Sep 19 2007

Farewell to Bank “independence”

Published by John Redwood at 12:00 pm under Articles, Northern Rock

Anyone who believed the government’s spin that the Bank of England was independent needs to think again after the events of the last week. We saw the Bank set out a clear policy of keeping 3 month interest rates higher than its own Minimum Lending Rate, keeping the markets short of cash, and saying that any commercial bank that has made mistakes would have to bear its own losses.

We have now heard the Chancellor carry out an astonishing U turn, moving from this position to saying that all deposits in UK banks have some kind of government guarantee. At the same time,the Bank of England started to loosen conditions in money markets to make it easier for financial institutions. The Chancellor has taken control of the situation and has been making the important statements in the last few days.

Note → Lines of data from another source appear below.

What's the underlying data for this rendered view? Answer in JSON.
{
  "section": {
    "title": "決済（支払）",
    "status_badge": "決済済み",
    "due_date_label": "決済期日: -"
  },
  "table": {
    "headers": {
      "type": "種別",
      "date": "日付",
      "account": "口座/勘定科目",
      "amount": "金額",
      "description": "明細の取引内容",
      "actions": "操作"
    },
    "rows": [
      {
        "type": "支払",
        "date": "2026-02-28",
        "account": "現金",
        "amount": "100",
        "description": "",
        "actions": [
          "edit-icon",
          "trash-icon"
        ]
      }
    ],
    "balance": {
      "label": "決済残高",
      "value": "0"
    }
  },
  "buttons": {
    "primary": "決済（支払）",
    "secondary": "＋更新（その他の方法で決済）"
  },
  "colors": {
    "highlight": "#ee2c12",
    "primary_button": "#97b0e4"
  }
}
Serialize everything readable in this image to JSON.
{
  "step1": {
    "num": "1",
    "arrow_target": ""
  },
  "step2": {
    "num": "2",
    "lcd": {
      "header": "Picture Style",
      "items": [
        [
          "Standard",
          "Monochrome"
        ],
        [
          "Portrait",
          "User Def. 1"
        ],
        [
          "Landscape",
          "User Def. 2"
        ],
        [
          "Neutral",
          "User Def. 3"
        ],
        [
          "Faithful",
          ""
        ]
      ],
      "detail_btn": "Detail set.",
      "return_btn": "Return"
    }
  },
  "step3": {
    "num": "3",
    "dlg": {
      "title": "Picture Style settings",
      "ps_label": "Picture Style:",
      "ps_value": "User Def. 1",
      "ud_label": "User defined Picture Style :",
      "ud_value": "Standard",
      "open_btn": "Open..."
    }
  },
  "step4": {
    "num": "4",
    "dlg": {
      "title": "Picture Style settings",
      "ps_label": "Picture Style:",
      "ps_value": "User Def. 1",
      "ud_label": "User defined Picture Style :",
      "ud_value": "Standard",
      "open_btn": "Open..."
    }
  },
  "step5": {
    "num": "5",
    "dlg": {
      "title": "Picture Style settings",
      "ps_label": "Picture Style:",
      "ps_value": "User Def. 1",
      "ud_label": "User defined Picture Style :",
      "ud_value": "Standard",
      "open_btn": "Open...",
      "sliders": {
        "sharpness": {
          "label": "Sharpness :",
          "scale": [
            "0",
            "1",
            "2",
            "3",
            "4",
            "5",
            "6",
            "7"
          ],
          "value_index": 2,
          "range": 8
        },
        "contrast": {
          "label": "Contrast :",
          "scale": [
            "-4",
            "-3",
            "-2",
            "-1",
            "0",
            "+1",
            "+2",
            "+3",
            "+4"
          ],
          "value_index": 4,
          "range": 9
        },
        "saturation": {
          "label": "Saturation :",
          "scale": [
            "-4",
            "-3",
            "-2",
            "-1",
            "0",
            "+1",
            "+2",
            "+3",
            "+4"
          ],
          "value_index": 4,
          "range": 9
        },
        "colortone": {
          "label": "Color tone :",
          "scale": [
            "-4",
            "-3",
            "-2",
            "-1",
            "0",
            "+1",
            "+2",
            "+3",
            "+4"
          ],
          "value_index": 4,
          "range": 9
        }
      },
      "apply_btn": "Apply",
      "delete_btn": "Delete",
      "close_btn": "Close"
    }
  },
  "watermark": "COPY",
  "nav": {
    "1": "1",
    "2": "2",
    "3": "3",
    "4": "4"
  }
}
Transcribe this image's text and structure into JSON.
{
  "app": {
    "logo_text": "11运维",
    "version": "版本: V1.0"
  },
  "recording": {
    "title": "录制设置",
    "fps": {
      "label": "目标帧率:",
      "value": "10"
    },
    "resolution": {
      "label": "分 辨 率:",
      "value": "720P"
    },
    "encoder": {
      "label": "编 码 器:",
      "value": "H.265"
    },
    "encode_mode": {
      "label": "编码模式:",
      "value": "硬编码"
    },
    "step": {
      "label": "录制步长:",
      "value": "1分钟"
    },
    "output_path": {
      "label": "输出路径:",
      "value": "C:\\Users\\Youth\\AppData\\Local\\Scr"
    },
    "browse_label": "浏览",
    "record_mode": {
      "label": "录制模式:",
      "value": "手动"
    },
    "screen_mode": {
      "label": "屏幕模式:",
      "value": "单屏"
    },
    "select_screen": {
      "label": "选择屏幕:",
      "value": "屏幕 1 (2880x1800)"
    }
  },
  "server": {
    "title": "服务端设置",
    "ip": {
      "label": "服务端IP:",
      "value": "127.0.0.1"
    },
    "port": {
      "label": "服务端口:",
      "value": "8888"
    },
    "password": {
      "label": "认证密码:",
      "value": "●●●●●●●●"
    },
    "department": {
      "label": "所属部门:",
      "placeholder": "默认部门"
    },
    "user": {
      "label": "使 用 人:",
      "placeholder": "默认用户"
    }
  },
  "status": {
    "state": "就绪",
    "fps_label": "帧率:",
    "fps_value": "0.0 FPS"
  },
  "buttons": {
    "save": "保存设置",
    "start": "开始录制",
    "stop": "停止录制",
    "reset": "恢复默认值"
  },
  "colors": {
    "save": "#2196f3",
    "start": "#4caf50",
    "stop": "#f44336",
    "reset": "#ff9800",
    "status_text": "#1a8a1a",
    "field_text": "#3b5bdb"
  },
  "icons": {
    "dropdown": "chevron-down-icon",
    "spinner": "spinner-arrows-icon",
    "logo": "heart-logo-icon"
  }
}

I have gone hoarse trying to explain to people that Gordon Brown never made the Bank independent. On the contrary, in 1997 he took regulation of individual banks away from the Central Bank and gave it to FSA, and took managing the public debt away and gave it to the Debt Management Office under the Treasury. He also intervened with the Bank’s actions in foreign exchange markets, requiring them to sell substantial gold holdings at low prices.

His stated claim to fame that he made the Monetary Policy Committee more independent, and responsible for setting interest rates wasn’t the whole story either. He decided before the 2005 election to change the target he set them for inflation, which had the effect of keeping interest rates lower for longer, leading to a bigger build up of debt.

The truth is that in a democracy a Central Bank can only remain independent? for as long as the government think it is doing a good job. As soon as they disagree with it, or as soon as they want to achieve some new objective that the Bank hasn’t been asked to achieve or is failing to meet, the government overrules them. We saw this in Germany, which had a long period of an independent? Central Bank in the post war period. The politicians overruled it twice towards the end, once to effect a monetary union with east Germany on terms that made no banking sense, and once to order it to abolish the very currency it had been set up to uphold! The government won again!

I just hope that now the government has taken a lead on monetary issues, they will understand that they must ease conditions in money markets if they want to avoid a continuation of a very nasty credit crunch. Inflation was yesterday’s problem, created by easy money a couple of years ago. Today’s problem is a lack of money for all sorts of purposes. This government has lurched from boom to bust in its approach to allowing people and companies to borrow. They need to steady the ship.